PostPosted: Tue Jan 22, 2013 6:26 pm
by metamorphosis
Mushy Mushy wrote:
Burillo wrote:i usually don't have sub-bass at all. HP everything below 55-60Hz.
This.


Yuck.

PostPosted: Tue Jan 22, 2013 6:36 pm
by JoeCat
There's sub, and there's sub-sub.

I'm no expert, but I've been spending some time looking the output of some bass music "pros". 50 may be way too high to cut for a lot of music, but there's still work to be done below 40 or so.

Here's the kick on a track by "Bop" (awesome minimal D&B)

Image

Here's a raw kick (from an EKS Pro):


Image

(a little bit of apples and oranges - hard to capture the images and different kicks).

Point is a lot of raw kick/bass sounds still have some unused energy down at 20-30, and my guess is it affects the limiter by introducing distortion - you may not hear something at -36 - -48 db, but it's there.

Here's the same kick with just a bit of low cut:

Image

I don't have subs here and so can't hear the difference, but most of the tracks of looked at have a similar spectral signature.

I suggest trying something similar - I never use EQ like that without an analyzer to see if I'm touching any of the energy of the sub sounds (and there are times a very sub-by bass note will need a little more room), but betting it helps.

I'm also using Ozone - you really need a quality limiter to get good results across the full spectrum without distortio.

PostPosted: Wed Jan 23, 2013 12:01 am
by Burillo
@midnight wrote:
Burillo wrote:i usually don't have sub-bass at all. HP everything below 55-60Hz.


even for film work?

no, i was talking specifically about music. i'm not fond of having sub bass in music at all. film work is a different matter, and i agree that e.g. explosions would probably need some sub bass.
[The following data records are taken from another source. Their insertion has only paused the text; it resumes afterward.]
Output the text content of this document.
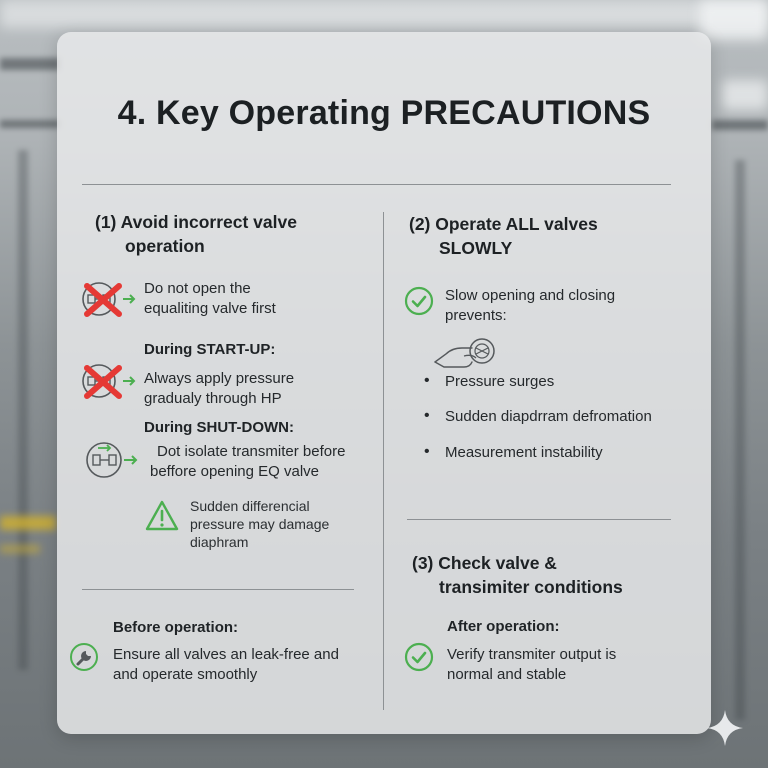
4. Key Operating PRECAUTIONS
(1) Avoid incorrect valve
operation
Do not open the
equaliting valve first
During START-UP:
Always apply pressure
gradualy through HP
During SHUT-DOWN:
Dot isolate transmiter before
beffore opening EQ valve
Sudden differencial
pressure may damage
diaphram
(2) Operate ALL valves
SLOWLY
Slow opening and closing
prevents:
• Pressure surges
• Sudden diapdrram defromation
• Measurement instability
(3) Check valve &
transimiter conditions
Before operation:
Ensure all valves an leak-free and
and operate smoothly
After operation:
Verify transmiter output is
normal and stable
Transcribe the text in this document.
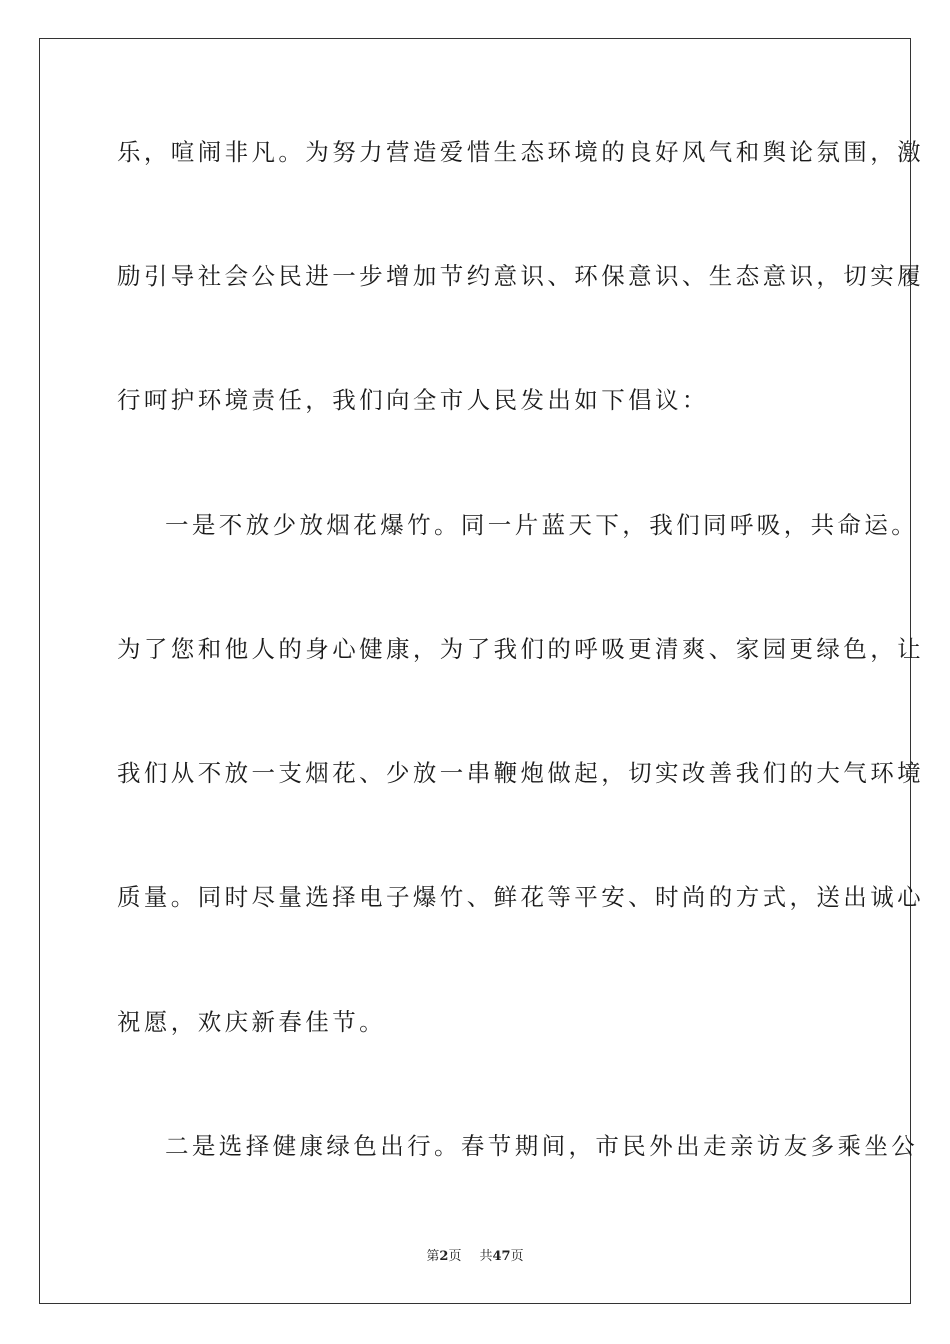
乐，喧闹非凡。为努力营造爱惜生态环境的良好风气和舆论氛围，激
励引导社会公民进一步增加节约意识、环保意识、生态意识，切实履
行呵护环境责任，我们向全市人民发出如下倡议：
一是不放少放烟花爆竹。同一片蓝天下，我们同呼吸，共命运。
为了您和他人的身心健康，为了我们的呼吸更清爽、家园更绿色，让
我们从不放一支烟花、少放一串鞭炮做起，切实改善我们的大气环境
质量。同时尽量选择电子爆竹、鲜花等平安、时尚的方式，送出诚心
祝愿，欢庆新春佳节。
二是选择健康绿色出行。春节期间，市民外出走亲访友多乘坐公
第2页 共47页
PostPosted: Wed Jan 23, 2013 12:15 am
by lfm
Maybe trying to do too much on master with a limiter.

Look at working on individual tracks - and maybe Waves MaxxBass or something that has some clever algorithms to get a firm low end.

PostPosted: Wed Jan 23, 2013 12:36 am
by padillac
bmanic wrote:So, your solution? Don't go for loudness and you can have all the sub bass in the world! :D


Would you say this applies mostly to mixing? As in, get the mix right without aiming for loudness, and then let a mastering engineer deal with the problem of making a sub-bassy tune loud? I know that's the general advice anyway but I'm asking specifically about the problem of getting sub-bass loud.